Spiritual people are flawed but they are consistent with their practice and intent. It’s unlikely that you would have someone who is actually capable of loving speech, who practices loving speech, suddenly instigate a conflict by saying something unkind in a reactive mode; but it can and does happen because no one is perfect.

Do not judge people by who they wish they were, say they are, think they are, or who you think they are or want them to be. Release judgment and employ real-time discernment instead. Know that sometimes even the most loving people falter. If they are truly on a spiritual path, they will bring themselves into check on their own. They will apologize. They will let it go. They will move on.

But if you are dealing with someone who is very attached to ego, they will want to fight, discuss, hash it out and will have a very challenging time letting it go.

“A man asked Gautama Buddha, ‘I want happiness.’ Buddha said, ‘First remove I, that’s ego. Then remove want, that’s desire. See now you are left with only happiness.’ ” -Gautama Buddha

Please don’t engage. Your life force is too precious to waste it in this way. Just allow some gentle distance to flow between you and the other person and let time heal the situation.

If that doesn’t work, you have three choices:

1. Learn to live with it. Accept it. Let it go. Move on.

2. Stop engaging with the person and move on.

3. Engage and move on.

Since they all end with moving on, I suggest taking the path of least resistance, the vast majority of the time, which is #1.

I usually reserve #3 for survival mode situations that involve our health, home, etc.

It’s that simple.

When you see Mommy walk away, trust that I am at peace. I may be hurt but the hurt will pass. There are other times, when you see me speak up and fight, like around your medical needs; because only your medical needs or our survival needs are what I deem worthy, at this time, to use my energy for in regard to conflict resolution that requires the other party to be present.

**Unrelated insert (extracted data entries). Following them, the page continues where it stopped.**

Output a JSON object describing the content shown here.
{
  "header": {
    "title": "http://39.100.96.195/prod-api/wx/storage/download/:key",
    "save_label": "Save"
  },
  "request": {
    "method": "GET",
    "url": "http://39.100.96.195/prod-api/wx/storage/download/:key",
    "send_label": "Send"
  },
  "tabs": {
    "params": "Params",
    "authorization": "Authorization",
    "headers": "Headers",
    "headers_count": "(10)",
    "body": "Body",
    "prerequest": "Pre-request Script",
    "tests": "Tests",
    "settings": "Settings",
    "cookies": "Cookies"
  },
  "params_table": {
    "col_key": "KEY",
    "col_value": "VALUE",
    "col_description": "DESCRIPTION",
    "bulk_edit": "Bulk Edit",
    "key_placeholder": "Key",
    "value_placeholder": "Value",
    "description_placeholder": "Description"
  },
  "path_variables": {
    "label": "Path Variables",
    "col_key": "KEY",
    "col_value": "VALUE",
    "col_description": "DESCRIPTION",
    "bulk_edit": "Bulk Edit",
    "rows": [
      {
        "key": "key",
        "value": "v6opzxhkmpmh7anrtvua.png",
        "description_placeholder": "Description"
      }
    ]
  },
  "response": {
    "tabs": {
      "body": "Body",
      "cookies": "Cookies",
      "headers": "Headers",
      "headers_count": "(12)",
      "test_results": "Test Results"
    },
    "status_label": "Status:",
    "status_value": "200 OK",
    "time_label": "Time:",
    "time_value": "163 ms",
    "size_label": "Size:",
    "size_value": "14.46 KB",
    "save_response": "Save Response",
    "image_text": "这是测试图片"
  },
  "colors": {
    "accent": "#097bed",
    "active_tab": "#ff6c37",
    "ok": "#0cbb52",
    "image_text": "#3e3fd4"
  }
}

You have seen Daddy and I argue and work out minor issues. Sometimes it’s quick and painless, other times it’s angry and hurtful but we have learned during those times that we are not our best selves because we are tired or compromised in some way. But, because our love is unconditional, you have always seen us come back to each other, point out where we went wrong, not where the other person went wrong, and apologize. That’s what unconditional love does.

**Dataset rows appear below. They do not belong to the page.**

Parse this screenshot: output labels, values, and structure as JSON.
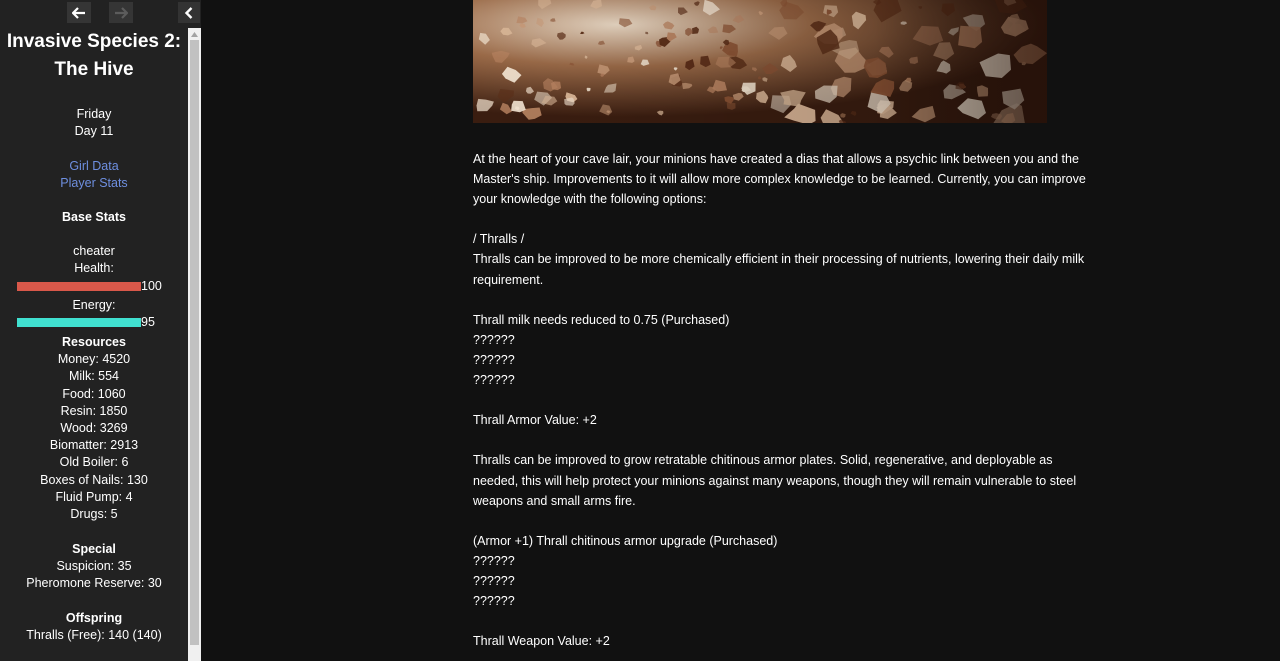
{
  "sidebar": {
    "title": "Invasive Species 2: The Hive",
    "day_name": "Friday",
    "day_number": "Day 11",
    "links": [
      "Girl Data",
      "Player Stats"
    ],
    "base_stats": {
      "heading": "Base Stats",
      "player_name": "cheater",
      "health_label": "Health:",
      "health_value": "100",
      "health_percent": 100,
      "health_color": "#d9584a",
      "energy_label": "Energy:",
      "energy_value": "95",
      "energy_percent": 100,
      "energy_color": "#40e0d0"
    },
    "resources": {
      "heading": "Resources",
      "items": [
        "Money: 4520",
        "Milk: 554",
        "Food: 1060",
        "Resin: 1850",
        "Wood: 3269",
        "Biomatter: 2913",
        "Old Boiler: 6",
        "Boxes of Nails: 130",
        "Fluid Pump: 4",
        "Drugs: 5"
      ]
    },
    "special": {
      "heading": "Special",
      "items": [
        "Suspicion: 35",
        "Pheromone Reserve: 30"
      ]
    },
    "offspring": {
      "heading": "Offspring",
      "items": [
        "Thralls (Free): 140 (140)"
      ]
    },
    "icons": {
      "back": "arrow-left-icon",
      "forward": "arrow-right-icon",
      "toggle": "chevron-left-icon"
    }
  },
  "passage": {
    "intro": "At the heart of your cave lair, your minions have created a dias that allows a psychic link between you and the Master's ship. Improvements to it will allow more complex knowledge to be learned. Currently, you can improve your knowledge with the following options:",
    "section_header": "/ Thralls /",
    "milk_description": "Thralls can be improved to be more chemically efficient in their processing of nutrients, lowering their daily milk requirement.",
    "milk_upgrades": [
      "Thrall milk needs reduced to 0.75 (Purchased)",
      "??????",
      "??????",
      "??????"
    ],
    "armor_value": "Thrall Armor Value: +2",
    "armor_description": "Thralls can be improved to grow retratable chitinous armor plates. Solid, regenerative, and deployable as needed, this will help protect your minions against many weapons, though they will remain vulnerable to steel weapons and small arms fire.",
    "armor_upgrades": [
      "(Armor +1) Thrall chitinous armor upgrade (Purchased)",
      "??????",
      "??????",
      "??????"
    ],
    "weapon_value": "Thrall Weapon Value: +2"
  }
}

If the person you are having conflict with is not engaging with you from a place of unconditional love, I still invite you to continue to come from a place of unconditional loving kindness. Allow space to breathe between you and this other person but when your paths cross, remain open, accessible, authentic, loving and kind.

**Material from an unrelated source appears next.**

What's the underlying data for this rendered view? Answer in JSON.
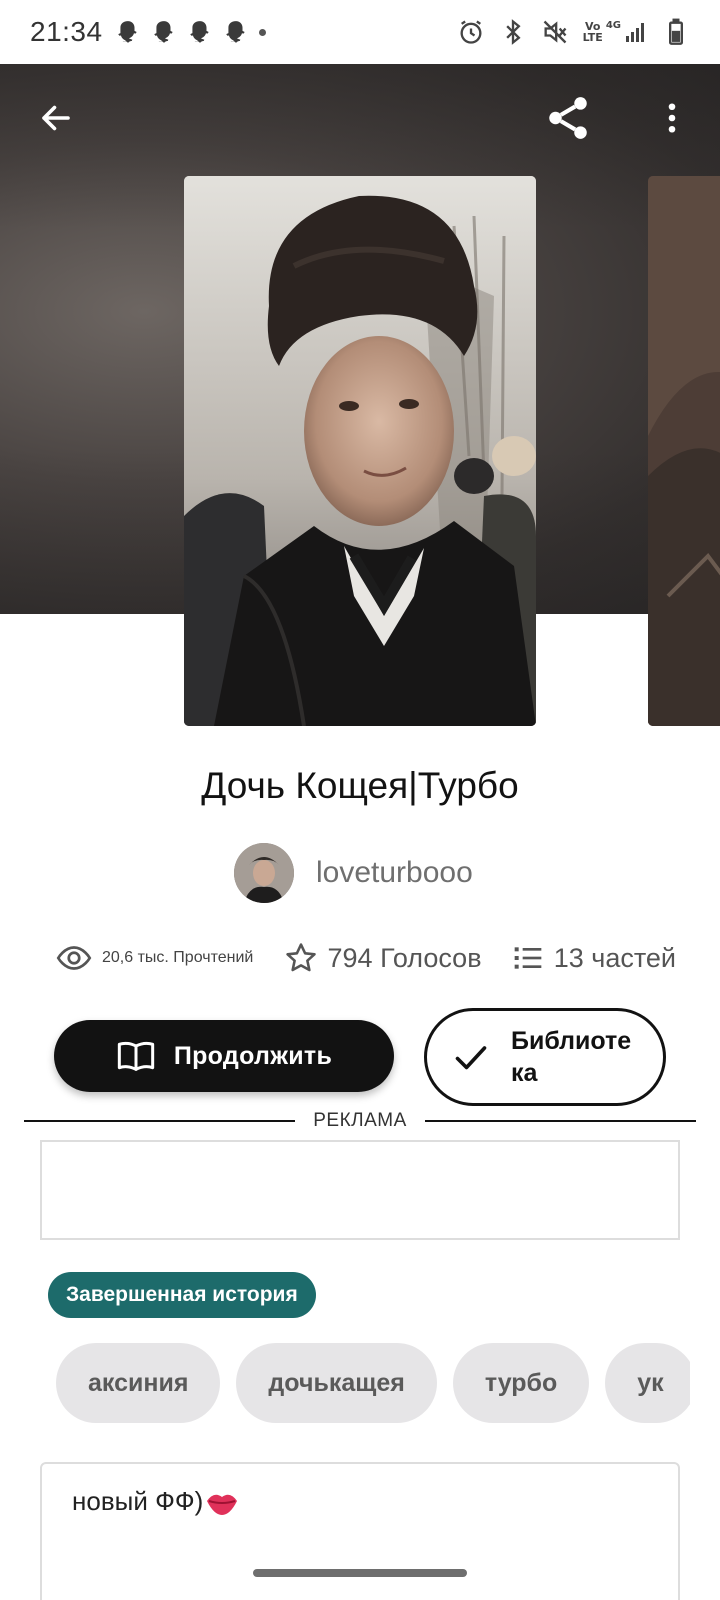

Your trust may have been breached or betrayed and the relationship may go through a period of redefinition or it may end. Whatever happens, let go, let it be, release attachment and raise your vibration to grace. This is all you can do. I trust that you will work out your hurt on your own and lay down your anger and blame; emotions that only harm you and your health.

There are many ways to handle conflict resolution. Do not assume that when Mommy or someone else walks away and chooses not to engage that they are playing victim. Sometimes, they are simply choosing the enlightened path, AKA, The Path for the Old, Sick and Tired.

From The Butterfly Quotation Box: “Words are made for certain exactness of thought, as tears are for a certain degree of pain. What is least distinct cannot be named; what is clearest is unutterable.” –Rene Daumal

 

 

 

 

(Quotes are given credit whenever credit can be found. Sometimes they are from internet memes, fortune cookies, or random discoveries.)